Lecture du métro (et de vacances) #15

Très très bonne nouvelle fournée, j'ai apprécié chacune des pages de ces 4 livres. Dans le métro ou au bout de monde, les doigts de pieds en éventail, la lecture me fait toujours autant tripper.

replay ken grimwood

Replay de Ken Grimwood : "Octobre 1988, Jeff Winston, 43 ans, meurt d'une crise cardiaque dans son bureau new-yorkais. Il se réveille en 1963, à l'âge de dix-huit ans, dans son ancienne chambre d'université avec à ses côtés son meilleur ami en pleine forme. Lui mort depuis de nombreuses années en 1988. Ses souvenirs sont intacts, il sait déjà qu'elle sera sa vie si il reproduit les mêmes gestes mais il sait également qui va gagner le prochain Derby, et ce qu'il en sera D'IBM et d'Apple, ce qu'il arrivera à Kennedy à Dallas...  De quoi devenir l'homme le plus puissant du monde, jusqu'à... sa deuxième mort, et qu'une troisième, puis une quatrième vie commencent". On retrouve dans ce livre le concept de l'histoire sans fin mais sur plusieurs décennies.Les différentes vies de Jeff permettent d'explorer toutes possibilités qui lui sont offertes. Parce qu'évidement, en le lisant, on se demande quelle option, nous, on choisirait. Un bon moment de lecture, pas transcendant, mais très divertissant.
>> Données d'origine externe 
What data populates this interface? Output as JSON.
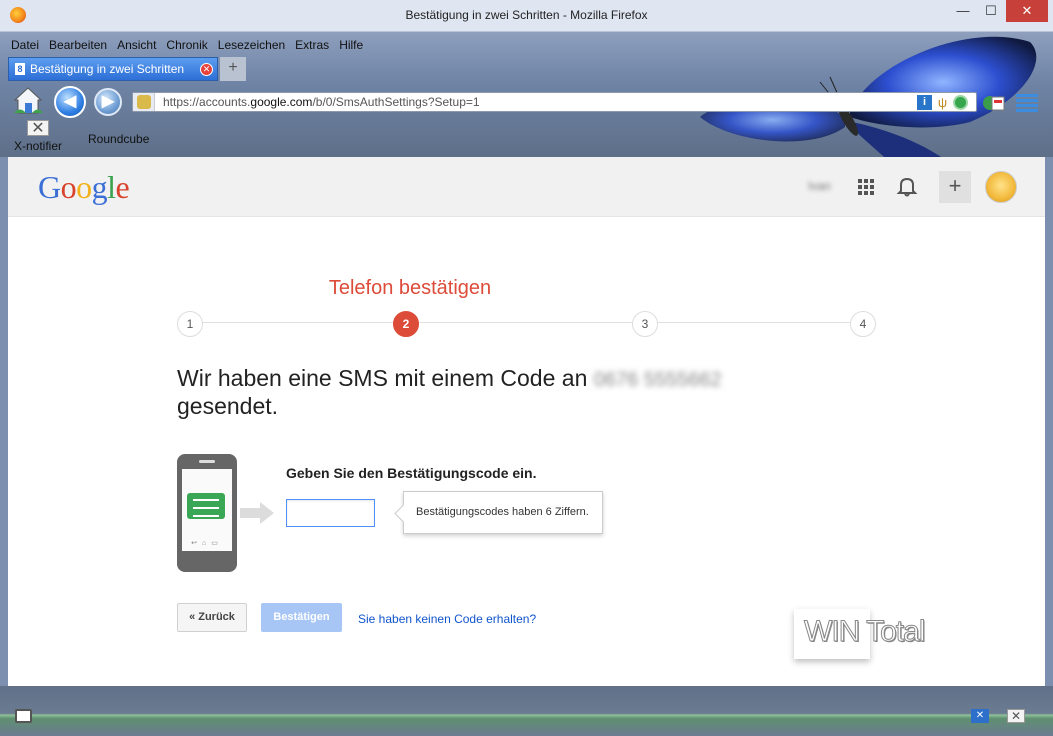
{
  "window": {
    "title": "Bestätigung in zwei Schritten - Mozilla Firefox",
    "min": "—",
    "max": "☐",
    "close": "✕"
  },
  "menu": [
    "Datei",
    "Bearbeiten",
    "Ansicht",
    "Chronik",
    "Lesezeichen",
    "Extras",
    "Hilfe"
  ],
  "tab": {
    "label": "Bestätigung in zwei Schritten",
    "favicon": "8",
    "new_tab": "+"
  },
  "nav": {
    "url_prefix": "https://accounts.",
    "url_domain": "google.com",
    "url_path": "/b/0/SmsAuthSettings?Setup=1"
  },
  "bookmarks": {
    "xnotifier": "X-notifier",
    "roundcube": "Roundcube"
  },
  "google_header": {
    "logo": [
      {
        "ch": "G",
        "color": "#3b6fd6"
      },
      {
        "ch": "o",
        "color": "#d8432d"
      },
      {
        "ch": "o",
        "color": "#f2b21b"
      },
      {
        "ch": "g",
        "color": "#3b6fd6"
      },
      {
        "ch": "l",
        "color": "#3ba24f"
      },
      {
        "ch": "e",
        "color": "#d8432d"
      }
    ],
    "username": "Ivan",
    "plus": "+"
  },
  "steps": {
    "title": "Telefon bestätigen",
    "items": [
      "1",
      "2",
      "3",
      "4"
    ],
    "active": 2
  },
  "message": {
    "text": "Wir haben eine SMS mit einem Code an ",
    "number": "0676 5555662",
    "text2": "gesendet."
  },
  "form": {
    "label": "Geben Sie den Bestätigungscode ein.",
    "code_value": "",
    "tooltip": "Bestätigungscodes haben 6 Ziffern."
  },
  "buttons": {
    "back": "« Zurück",
    "confirm": "Bestätigen",
    "no_code": "Sie haben keinen Code erhalten?"
  },
  "watermark": "WIN Total",
  "colors": {
    "accent_red": "#dd4b39",
    "link_blue": "#1155cc",
    "confirm_disabled": "#a7c6f6",
    "input_focus": "#4d90fe"
  }
}
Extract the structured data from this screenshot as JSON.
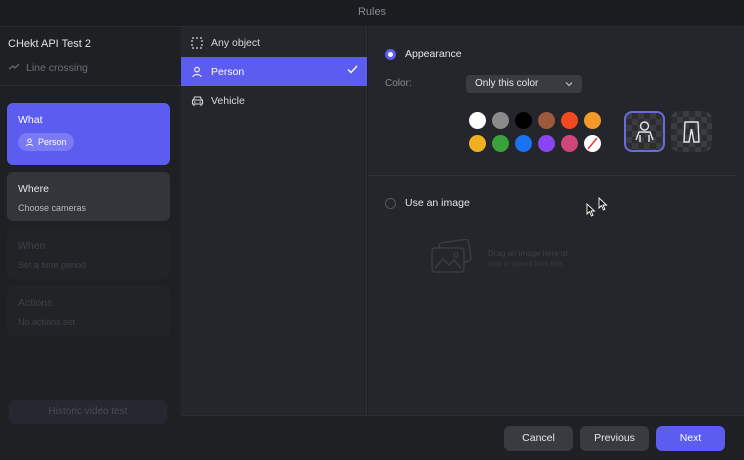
{
  "window": {
    "title": "Rules"
  },
  "left": {
    "app_title": "CHekt API Test 2",
    "rule_type": "Line crossing",
    "cards": {
      "what": {
        "label": "What",
        "chip": "Person"
      },
      "where": {
        "label": "Where",
        "sub": "Choose cameras"
      },
      "when": {
        "label": "When",
        "sub": "Set a time period"
      },
      "actions": {
        "label": "Actions",
        "sub": "No actions set"
      }
    },
    "historic_button": "Historic video test"
  },
  "objects": {
    "any": "Any object",
    "person": "Person",
    "vehicle": "Vehicle",
    "selected": "Person"
  },
  "appearance": {
    "label": "Appearance",
    "color_label": "Color:",
    "dropdown_value": "Only this color",
    "swatches": [
      "#ffffff",
      "#8a8a8a",
      "#000000",
      "#9c5a3c",
      "#f04a1e",
      "#f59a28",
      "#f0b020",
      "#3aa23a",
      "#1a73f0",
      "#8a45f0",
      "#d0457a",
      "none"
    ],
    "style_tiles": [
      "upper-body-icon",
      "lower-body-icon"
    ]
  },
  "image": {
    "label": "Use an image",
    "drop_text": "Drag an image here or",
    "drop_sub": "click to upload from files"
  },
  "footer": {
    "cancel": "Cancel",
    "previous": "Previous",
    "next": "Next"
  },
  "colors": {
    "accent": "#5c5cf0"
  }
}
Les revenants Laura Kasischke

Les Revenants de Laura Kasischke : "Une nuit de pleine lune, Shelly est l’unique témoin d’un accident de voiture dont sont victimes deux jeunes gens. Nicole, projetée par le choc, baigne dans son sang, et Craig, blessé et en état de choc, est retrouvé errant dans la campagne. C’est du moins ce qu’on peut lire dans les journaux mais c’est une version que conteste Shelly. Un an après, Craig ne se remet toujours pas. Il ne cesse de voir Nicole partout… Serait-il possible que, trop jeune pour mourir, elle soit revenue ?" . Ahhh Laura Kasische, quel talent mais quel talent. Comme toujours, en partant d'une situation "glamour" très cliché, elle propose un scénario à charge contre l'amérique puritaine et sectère d'une rare intensité . Roman polyphonique, ses personnages nous éclairent en alternance avec des savants aller-retour avant et après l'accident. Excellente lecture, grâce au brio de l'auteur. Le prochain sur ma liste "La vie devant ses yeux".

ken et Abel Jeffrey Archer

Kane et Abel de Jeffrey Archer : "Ils sont nés le même jour et pourtant tout les sépare : William  Kane et Abel Rosnovski, le fils de banquier de Boston et l'orphelin polonais recueilli par un paysan. A leur naissance, le 18 avril 1906, l'un paraît promis à la réussite et à la puissance dans le Nouveau Monde, l'autre condamné à la misère et aux désastres qui ravagent le Vieux Continent. Mais le destin va réunir ces deux hommes dans une lutte acharnée pour l'argent et le pouvoir, où chacun sait qu'il ne pourra y avoir qu'un gagnant... Au coeur de l'Amérique du XXe siècle, cette odyssée magistrale réinvente le mythe immémorial des jumeaux ennemis". Là encore, très très bonne pioche. J'ai dévoré ce livre pendant mes vacances au bout du monde. On traverse 60 décennies d'histoire en suivant le parcours incroyable de nos 2 protagonistes, William Kane fils et petit fils de banquier à Boston et Wladek Rosnovski, un orphelin polonais recueilli par une famille misereuse. Au fil des deux guerres mondiales, de la crise de 29, des  Trente Glorieuses, on tremble, on s'émerveille, on frémit, on s'émeut. Un livre a mettre entre toutes les mains, de 15 à 99 ans. Un livre aussi aussi passionnant qu'agréable à lire malgré quelques ficelles un peu faciles sur la fin.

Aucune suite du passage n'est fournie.